Supporting Human Centered Decision Making
Another key contribution highlighted in the paper is the role of LLMs in supporting human operators rather than replacing them. Transportation systems involve planners, engineers, traffic controllers, and policymakers who must interpret complex information under time pressure. LLMs can act as decision support tools by summarizing options, explaining tradeoffs and answering natural language queries. For example, a traffic control operator could ask why congestion is increasing in a particular corridor and receive an explanation that combines sensor data trends with historical patterns and recent incident reports. This conversational interaction lowers cognitive load and enables faster and more confident decision making.
Applications Across the Transportation Lifecycle
The survey outlines a wide range of potential applications for LLMs within intelligent transportation systems. These include traffic flow prediction, congestion management, predictive maintenance, and route planning. LLMs are also explored as tools for vehicle to infrastructure communication, cybersecurity monitoring, and public engagement through conversational interfaces. Importantly, the paper does not present these applications as fully deployed solutions. Instead, it frames them as emerging opportunities that demonstrate how language intelligence can enhance existing systems when used carefully and responsibly.
Risks, Limitations, and Responsible Use
A major strength of the survey is its balanced discussion of challenges. Large language models are not perfect. They can generate incorrect or misleading responses, struggle with real time constraints, and raise concerns around data privacy and security. In transportation systems, where safety is critical, these limitations cannot be ignored. The paper stresses that LLMs should be used as supportive tools rather than autonomous decision makers. Human oversight, rigorous validation, and strong governance frameworks are essential. The authors also highlight the need for domain specific adaptation to ensure that language models understand transportation contexts accurately.

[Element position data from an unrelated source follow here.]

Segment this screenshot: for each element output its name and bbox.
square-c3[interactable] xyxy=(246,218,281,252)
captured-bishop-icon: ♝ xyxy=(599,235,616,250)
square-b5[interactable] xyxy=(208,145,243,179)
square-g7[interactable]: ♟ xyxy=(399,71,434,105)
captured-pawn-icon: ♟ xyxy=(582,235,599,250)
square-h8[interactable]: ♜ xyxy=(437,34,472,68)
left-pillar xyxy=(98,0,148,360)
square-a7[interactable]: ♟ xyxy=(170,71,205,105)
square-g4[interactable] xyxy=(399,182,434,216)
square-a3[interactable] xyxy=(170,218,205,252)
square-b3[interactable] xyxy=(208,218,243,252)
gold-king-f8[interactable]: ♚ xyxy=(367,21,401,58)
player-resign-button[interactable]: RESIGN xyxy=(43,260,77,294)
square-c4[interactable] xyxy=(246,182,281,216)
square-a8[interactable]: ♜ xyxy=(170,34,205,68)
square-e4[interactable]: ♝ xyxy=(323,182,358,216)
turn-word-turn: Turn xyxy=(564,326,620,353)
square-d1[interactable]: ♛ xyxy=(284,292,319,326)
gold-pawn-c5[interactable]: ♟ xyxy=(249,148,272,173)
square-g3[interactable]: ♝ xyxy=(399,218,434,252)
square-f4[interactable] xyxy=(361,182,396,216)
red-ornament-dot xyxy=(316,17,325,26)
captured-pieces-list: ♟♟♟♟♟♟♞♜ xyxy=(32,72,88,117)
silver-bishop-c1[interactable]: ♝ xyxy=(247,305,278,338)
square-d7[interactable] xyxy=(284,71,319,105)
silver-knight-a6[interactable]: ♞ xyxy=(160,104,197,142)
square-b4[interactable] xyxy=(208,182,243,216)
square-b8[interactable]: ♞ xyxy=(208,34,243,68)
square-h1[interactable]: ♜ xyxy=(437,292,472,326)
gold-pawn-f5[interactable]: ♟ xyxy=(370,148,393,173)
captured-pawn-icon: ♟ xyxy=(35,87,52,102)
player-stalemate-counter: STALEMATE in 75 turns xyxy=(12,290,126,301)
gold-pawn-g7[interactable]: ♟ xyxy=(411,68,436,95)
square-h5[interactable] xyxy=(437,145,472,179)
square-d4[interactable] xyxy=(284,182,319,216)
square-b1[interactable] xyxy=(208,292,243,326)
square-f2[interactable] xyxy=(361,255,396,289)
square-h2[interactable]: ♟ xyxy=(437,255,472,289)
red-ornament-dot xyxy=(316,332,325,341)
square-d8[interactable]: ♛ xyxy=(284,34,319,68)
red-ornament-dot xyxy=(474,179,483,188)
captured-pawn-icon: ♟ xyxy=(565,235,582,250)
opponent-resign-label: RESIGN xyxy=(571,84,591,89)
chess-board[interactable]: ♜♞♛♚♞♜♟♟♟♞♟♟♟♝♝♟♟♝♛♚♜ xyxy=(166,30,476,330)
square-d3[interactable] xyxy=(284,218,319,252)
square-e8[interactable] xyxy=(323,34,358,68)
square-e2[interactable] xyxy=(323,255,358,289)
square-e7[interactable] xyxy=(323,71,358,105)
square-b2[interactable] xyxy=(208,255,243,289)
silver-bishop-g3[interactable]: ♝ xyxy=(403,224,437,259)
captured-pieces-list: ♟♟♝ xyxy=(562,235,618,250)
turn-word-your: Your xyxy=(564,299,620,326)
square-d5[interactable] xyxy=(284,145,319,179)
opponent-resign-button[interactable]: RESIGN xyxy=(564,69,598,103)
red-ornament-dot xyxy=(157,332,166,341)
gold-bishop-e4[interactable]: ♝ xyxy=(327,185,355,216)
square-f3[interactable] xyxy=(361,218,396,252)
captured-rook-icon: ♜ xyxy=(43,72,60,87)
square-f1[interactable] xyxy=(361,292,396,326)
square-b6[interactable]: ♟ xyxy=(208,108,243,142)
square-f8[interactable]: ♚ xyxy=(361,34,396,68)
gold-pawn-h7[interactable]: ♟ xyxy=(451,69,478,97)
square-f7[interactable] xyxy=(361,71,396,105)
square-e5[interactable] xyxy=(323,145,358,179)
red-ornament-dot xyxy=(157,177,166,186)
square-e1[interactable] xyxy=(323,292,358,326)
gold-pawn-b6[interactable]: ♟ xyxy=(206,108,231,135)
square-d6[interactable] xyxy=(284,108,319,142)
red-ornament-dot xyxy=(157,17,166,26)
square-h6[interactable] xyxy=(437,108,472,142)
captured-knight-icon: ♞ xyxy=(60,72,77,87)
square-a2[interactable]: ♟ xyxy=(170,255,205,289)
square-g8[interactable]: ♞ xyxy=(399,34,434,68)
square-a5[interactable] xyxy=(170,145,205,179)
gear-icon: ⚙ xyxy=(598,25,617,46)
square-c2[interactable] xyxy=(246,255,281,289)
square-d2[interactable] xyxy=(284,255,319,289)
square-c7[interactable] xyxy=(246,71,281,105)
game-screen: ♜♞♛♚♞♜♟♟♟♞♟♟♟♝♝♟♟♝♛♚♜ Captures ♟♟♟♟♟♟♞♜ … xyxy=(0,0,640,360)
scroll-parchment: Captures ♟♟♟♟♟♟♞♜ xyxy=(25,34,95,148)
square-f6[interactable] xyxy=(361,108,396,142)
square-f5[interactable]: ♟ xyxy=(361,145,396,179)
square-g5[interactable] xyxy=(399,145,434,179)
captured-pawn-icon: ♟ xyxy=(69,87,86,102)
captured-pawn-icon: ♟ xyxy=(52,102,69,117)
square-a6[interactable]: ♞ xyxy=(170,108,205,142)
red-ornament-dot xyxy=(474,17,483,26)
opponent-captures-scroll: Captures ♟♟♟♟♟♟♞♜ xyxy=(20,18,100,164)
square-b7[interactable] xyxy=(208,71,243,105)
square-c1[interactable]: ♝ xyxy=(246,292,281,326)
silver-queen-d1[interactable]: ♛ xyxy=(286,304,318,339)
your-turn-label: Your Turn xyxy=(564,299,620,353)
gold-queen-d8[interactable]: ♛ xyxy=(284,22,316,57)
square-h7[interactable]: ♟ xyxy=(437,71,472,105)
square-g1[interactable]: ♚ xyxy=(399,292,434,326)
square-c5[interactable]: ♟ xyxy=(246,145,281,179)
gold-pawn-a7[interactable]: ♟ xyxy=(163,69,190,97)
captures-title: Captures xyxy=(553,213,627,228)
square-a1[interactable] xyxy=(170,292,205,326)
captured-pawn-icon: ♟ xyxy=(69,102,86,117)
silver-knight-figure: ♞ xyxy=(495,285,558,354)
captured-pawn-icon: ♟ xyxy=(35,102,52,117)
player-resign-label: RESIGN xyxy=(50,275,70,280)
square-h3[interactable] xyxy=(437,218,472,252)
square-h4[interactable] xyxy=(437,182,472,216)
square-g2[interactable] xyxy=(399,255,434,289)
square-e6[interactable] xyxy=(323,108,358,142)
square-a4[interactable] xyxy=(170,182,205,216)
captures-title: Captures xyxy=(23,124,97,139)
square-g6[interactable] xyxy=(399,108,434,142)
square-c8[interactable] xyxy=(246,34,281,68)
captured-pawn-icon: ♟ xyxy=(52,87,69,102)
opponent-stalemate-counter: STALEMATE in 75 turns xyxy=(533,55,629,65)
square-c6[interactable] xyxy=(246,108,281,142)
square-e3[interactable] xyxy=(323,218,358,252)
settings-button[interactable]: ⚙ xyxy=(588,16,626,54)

Why This Shift Matters Now
Transportation systems are becoming more interconnected and data rich, yet their complexity is also increasing. As cities grow and mobility demands evolve, systems must adapt quickly and communicate clearly across technical and human boundaries. The survey positions language intelligence as a bridge between raw data and meaningful action. By enabling systems to understand language, explain decisions, and interact naturally with humans, LLMs offer a path toward more transparent and responsive transportation management. This shift does not replace existing technologies but complements them by addressing a long-standing gap in how information is processed and used.
Looking Ahead
The survey concludes that the future of intelligent transportation lies not only in smarter sensors or faster algorithms, but in systems that can reason, communicate, and collaborate. Large language models provide the foundation for this transformation, but their success will depend on thoughtful integration and responsible design. As transportation systems continue to evolve, language intelligence may become as essential as traffic signals and sensors. By helping systems understand both data and people, LLMs open the door to transportation networks that are not only intelligent, but also adaptive, transparent, and human centered.